A major international study ranks Canada among the world's leaders in immigrant integration, but there are signs that advantage is on the wane.

Canada sits near the top of most categories in the study, which measures integration of immigrants in the 34 wealthy countries of the Organisation for Economic Co-operation and Development. The report will be released in Paris on Monday. It compares outcomes for immigrants and their children looking at factors such as income, health, education and civic engagement.

Canada ranks first in the world on the percentage of immigrants who take up citizenship, about 75 per cent in this study, and does very well on the equality of opportunity afforded the children of immigrants. It also has the highest percentage of immigrants with a post-secondary degree, 52 per cent, and the lowest proportion of immigrants considered low-educated.

"Canada is doing quite well. That should not come as a surprise," said Jean-Christophe Dumont, head of the International Migration Division of the OECD. "Overall, the finding is that immigrants are well-integrated in the labour market and have fairly good results in health, education and civic engagement."

He said one of the main reasons for Canada's success is that for more than 40 years it has selected immigrants for their education, their language ability and their perceived ability to integrate. Immigrant integration is seen as vital to the policy agenda in most countries to ensure social cohesion, the report says.

"The type of migrants Canada receives compared to other OECD countries, particularly Europe, is quite different," he said. "Canada receives more skilled migrants, more migrants from Asia, who tend to perform quite well and especially their children perform quite well. The other element is that the labour market situation is much better overall in Canada than it is in a number of European countries."

But results are less favourable in other areas. Canada has a great many highly educated immigrants working in low-skilled jobs, the report finds. Income is significantly lower for immigrants than it is for the native-born. The country also has a poor score on housing affordability, partly because of its high prices and partly because publicly subsidized housing is much more prevalent in Europe. The relative disadvantage of immigrants has been increasing, rather than decreasing, since 2000.

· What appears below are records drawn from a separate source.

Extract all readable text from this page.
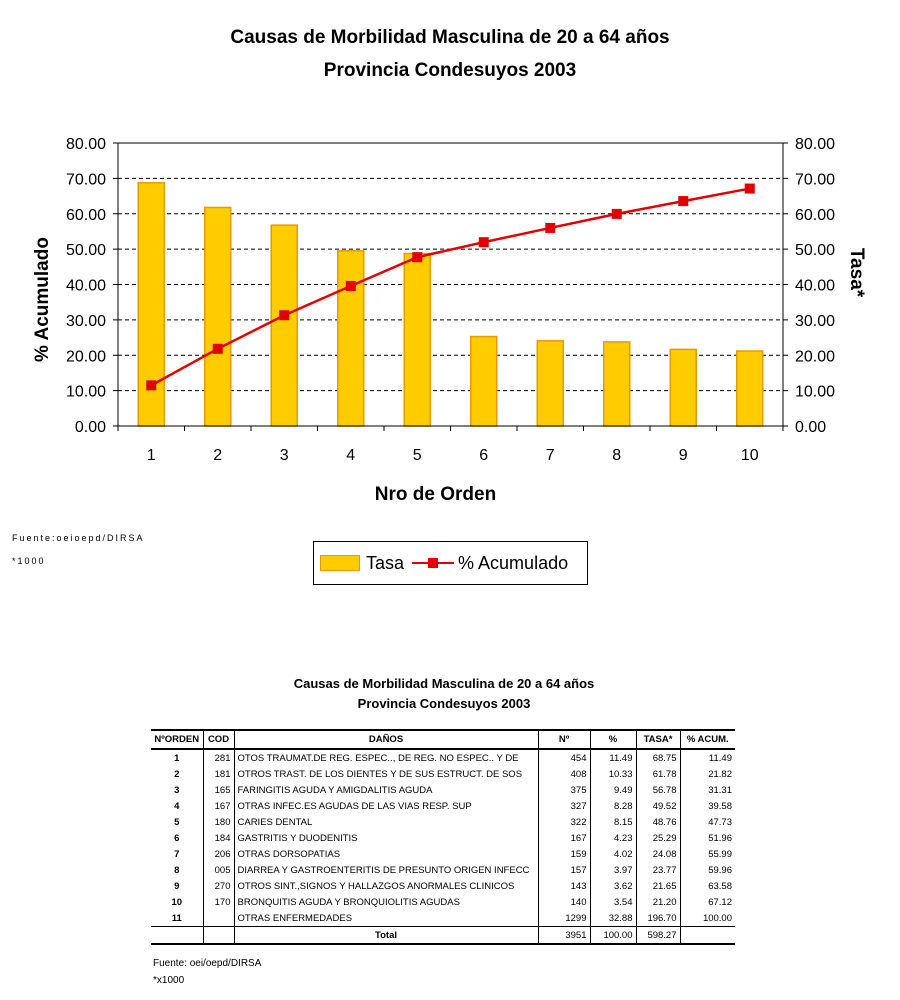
Causas de Morbilidad Masculina de 20 a 64 años
Provincia Condesuyos 2003
0.00	0.00
10.00	10.00
20.00	20.00
30.00	30.00
40.00	40.00
50.00	50.00
60.00	60.00
70.00	70.00
80.00	80.00
1	2	3	4	5	6	7	8	9	10
Nro de Orden
% Acumulado	Tasa*
Fuente:oeioepd/DIRSA
*1000	Tasa	% Acumulado
Causas de Morbilidad Masculina de 20 a 64 años
Provincia Condesuyos 2003
NºORDEN	COD	DAÑOS	Nº	%	TASA*	% ACUM.
1	281	OTOS TRAUMAT.DE REG. ESPEC.., DE REG. NO ESPEC.. Y DE	454	11.49	68.75	11.49
2	181	OTROS TRAST. DE LOS DIENTES Y DE SUS ESTRUCT. DE SOS	408	10.33	61.78	21.82
3	165	FARINGITIS AGUDA Y AMIGDALITIS AGUDA	375	9.49	56.78	31.31
4	167	OTRAS INFEC.ES AGUDAS DE LAS VIAS RESP. SUP	327	8.28	49.52	39.58
5	180	CARIES DENTAL	322	8.15	48.76	47.73
6	184	GASTRITIS Y DUODENITIS	167	4.23	25.29	51.96
7	206	OTRAS DORSOPATIAS	159	4.02	24.08	55.99
8	005	DIARREA Y GASTROENTERITIS DE PRESUNTO ORIGEN INFECC	157	3.97	23.77	59.96
9	270	OTROS SINT.,SIGNOS Y HALLAZGOS ANORMALES CLINICOS	143	3.62	21.65	63.58
10	170	BRONQUITIS AGUDA Y BRONQUIOLITIS AGUDAS	140	3.54	21.20	67.12
11		OTRAS ENFERMEDADES	1299	32.88	196.70	100.00
		Total	3951	100.00	598.27	
Fuente: oei/oepd/DIRSA
*x1000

The federal government has announced it will introduce a new system for selecting immigrants designed to improve economic outcomes, but it will not be in place until 2014.

Australia is very close to Canada on most rankings, due in part to a similar history as an immigrant-selecting country. But Canada's best results seem to be on the measures of integration for the second generation, the children of immigrants.

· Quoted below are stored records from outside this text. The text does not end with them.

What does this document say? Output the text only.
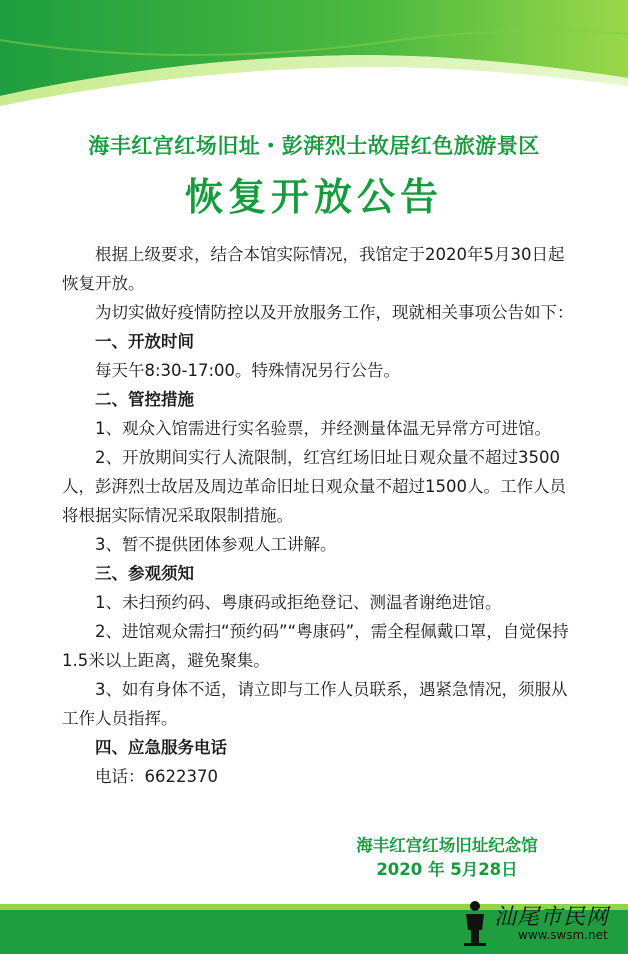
海丰红宫红场旧址・彭湃烈士故居红色旅游景区
恢复开放公告

根据上级要求，结合本馆实际情况，我馆定于2020年5月30日起恢复开放。

为切实做好疫情防控以及开放服务工作，现就相关事项公告如下：

一、开放时间

每天午8:30-17:00。特殊情况另行公告。

二、管控措施

1、观众入馆需进行实名验票，并经测量体温无异常方可进馆。

2、开放期间实行人流限制，红宫红场旧址日观众量不超过3500人，彭湃烈士故居及周边革命旧址日观众量不超过1500人。工作人员将根据实际情况采取限制措施。

3、暂不提供团体参观人工讲解。

三、参观须知

1、未扫预约码、粤康码或拒绝登记、测温者谢绝进馆。

2、进馆观众需扫“预约码”“粤康码”，需全程佩戴口罩，自觉保持1.5米以上距离，避免聚集。

3、如有身体不适，请立即与工作人员联系，遇紧急情况，须服从工作人员指挥。

四、应急服务电话

电话：6622370

海丰红宫红场旧址纪念馆
2020 年 5月28日
汕尾市民网
www.swsm.net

"Canada is above Australia and all other countries in this respect," Mr. Dumont said. "If there are problems, they don't necessarily go from one generation to the next. It obviously takes time to settle in the country of landing, but in Canada after one generation and even before, most of the integration is on a good track."

The children of immigrants have very high educational achievement and an unemployment rate two percentage points lower than the children of the native-born, the study found.